American Foreign Policy Council

China Reform Monitor: No. 800

January 7, 2010 Joshua Eisenman
Related Categories: Democracy and Governance; Energy Security; Human Rights and Humanitarian Issues; International Economics and Trade; Military Innovation; China; South Asia; Southeast Asia

December 7:

Last year (2008) China’s People’s Liberation Army (PLA) “intruded deep inside Bhutanese territory and came many times to the Royal Bhutan Army outposts.” This year (2009) there were 17 such PLA incursions. Bhutan’s Secretary of International Boundaries made the revelations during a briefing for Bhutan’s parliament before the upcoming 19th round of Bhutan-China boundary negotiations. In August China also restarted road construction within disputed areas that had stopped in 2004. Individual.com reports that this year Bhutan made five diplomatic overtures to Beijing to stop construction based on a 1998 agreement that both sides will “refrain from taking any unilateral action to change the status quo of the boundary." One member of Bhutan’s parliament said that "These activities, if not monitored, could ruin the peaceful talk process and lead to bigger problems” between Bhutan and China.

December 9:

China’s official Xinhua News Agency reports that Vietnam’s Ministry of Defense has released a White Paper on National Defense, its third such document since 1998. At the press release in Hanoi, Deputy Minister of National Defense Nguyen Chi Vinh stressed that the figures are “much lower than the Chinese budget for army forces” but declined to confirm or deny Russian media reports that Vietnam was negotiating multibillion dollar contracts to buy six Project 636 Kilo-class diesel-powered submarines and 12 Russian Sukhoi Su-30 supersonic fighter jets. Vinh maintained that the Communist Party and State of Vietnam intend to resolve the South China Sea dispute via peaceful negotiations. Next year the Southeast Asia country will assume the ASEAN presidency and most expect Hanoi will use this position “to internationalize the East [South China] Sea issues.”

December 11:

According to the South China Morning Post, attacks targeting local police have grown increasingly brazen of late, particularly in Southern China. In Shitang, Guangxi fourteen people were arrested after a crackdown on unlicensed motorcycle-taxi services lead local police to detain owners of motorbikes with no licenses and confiscate them. When angry villagers tried to reclaim their motorbikes, more armed police were deployed to dispel the crowd. At least three policemen and 20 villagers were injured and several police vehicles were damaged. A video of the clash posted on a Baidu forum shows some men throwing rocks at police before being surrounded and beaten by officers.
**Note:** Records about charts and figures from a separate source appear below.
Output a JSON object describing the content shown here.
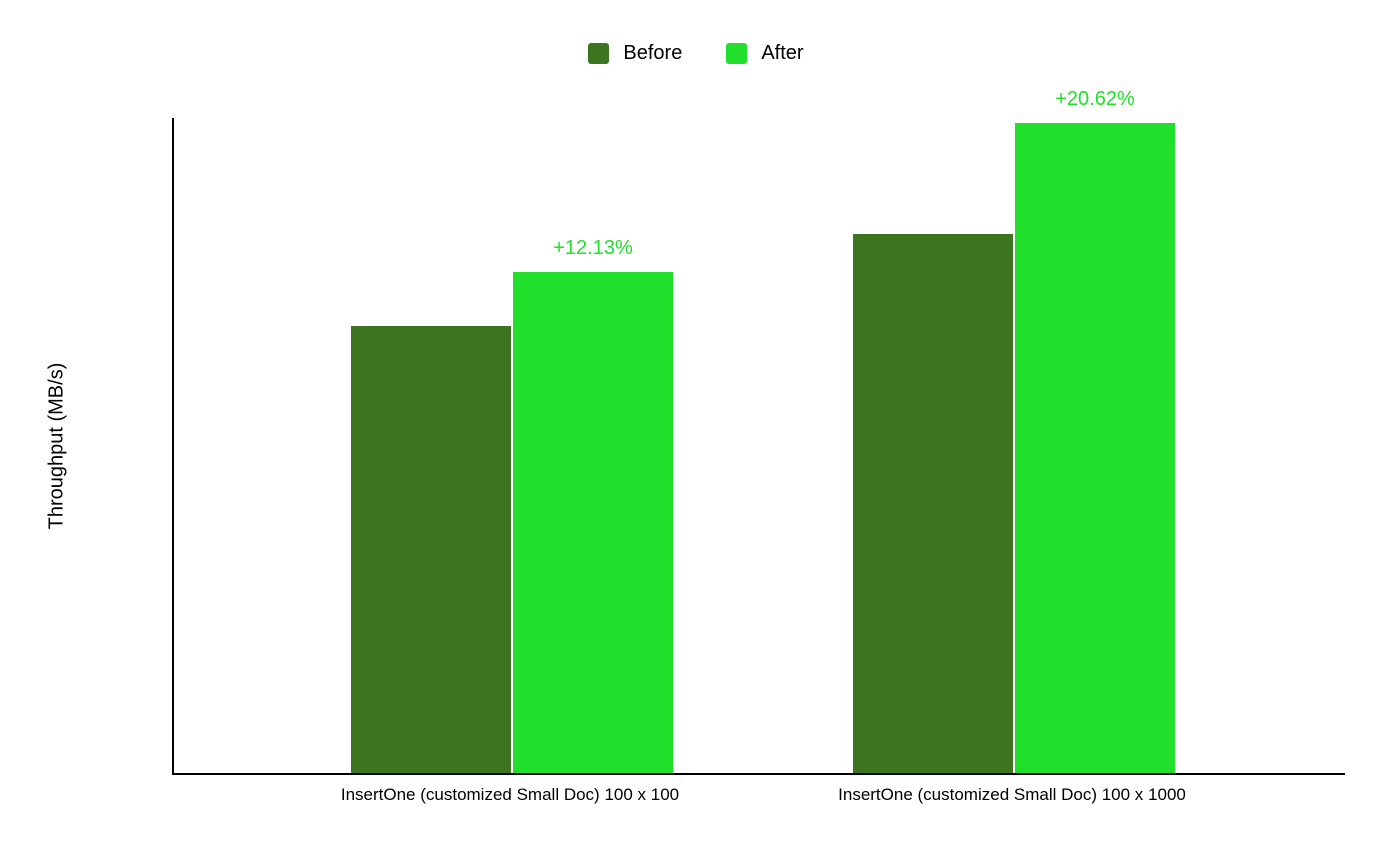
{
  "chart_data": {
    "type": "bar",
    "categories": [
      "InsertOne (customized Small Doc) 100 x 100",
      "InsertOne (customized Small Doc) 100 x 1000"
    ],
    "series": [
      {
        "name": "Before",
        "color": "#3d741f",
        "values": [
          100.0,
          120.6
        ]
      },
      {
        "name": "After",
        "color": "#22df2c",
        "values": [
          112.13,
          145.47
        ]
      }
    ],
    "annotations": [
      "+12.13%",
      "+20.62%"
    ],
    "annotation_color": "#22df2c",
    "title": "",
    "xlabel": "",
    "ylabel": "Throughput (MB/s)",
    "ylim": [
      0,
      146.6
    ],
    "y_tick_labels": [],
    "grid": false,
    "legend_position": "top",
    "value_units": "relative (no axis tick labels shown; Before of first group = 100)"
  }
}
In Yunfu, Guangdong a fistfight between an out-of-towner and a local on December 6th that resulted in the arrest of the local lead “thousands of people” to smash all the doors and windows of the local police station. When hundreds of police were called in, the mob clashed with them leaving 20 injured before the police dispersed the crowd using tear gas. Undeterred, thousands took to the streets the next day blocking Highway 324. On the following day they again demonstrated in front of the Yunfu city government and were dispersed by the public security personnel. More than 50 villagers have been arrested according to the police station's public security personnel, the Hong Kong Information Centre for Human Rights and Democracy reports.

December 12:

The president of the Export-Import Bank of China (Eximbank), Li Ruogu, has signed a memorandum of understanding with Kayrat Kelimbetov, head of Kazakhstan’s national welfare fund, to allocate an estimated $5 billion to the Kazakh fund to finance “breakthrough” projects. The funds come on top of a $10 billion credit line extended to the central Asian country in April, also to finance several large scale development projects. Kelimbetov said that among those projects supported by Chinese funds will be a metallurgical plant for the SBS-Steel company in western Kazakhstan's Aktyubinsk Region and a gas chemical complex in Atyrau Region, the Kazinform news agency reports.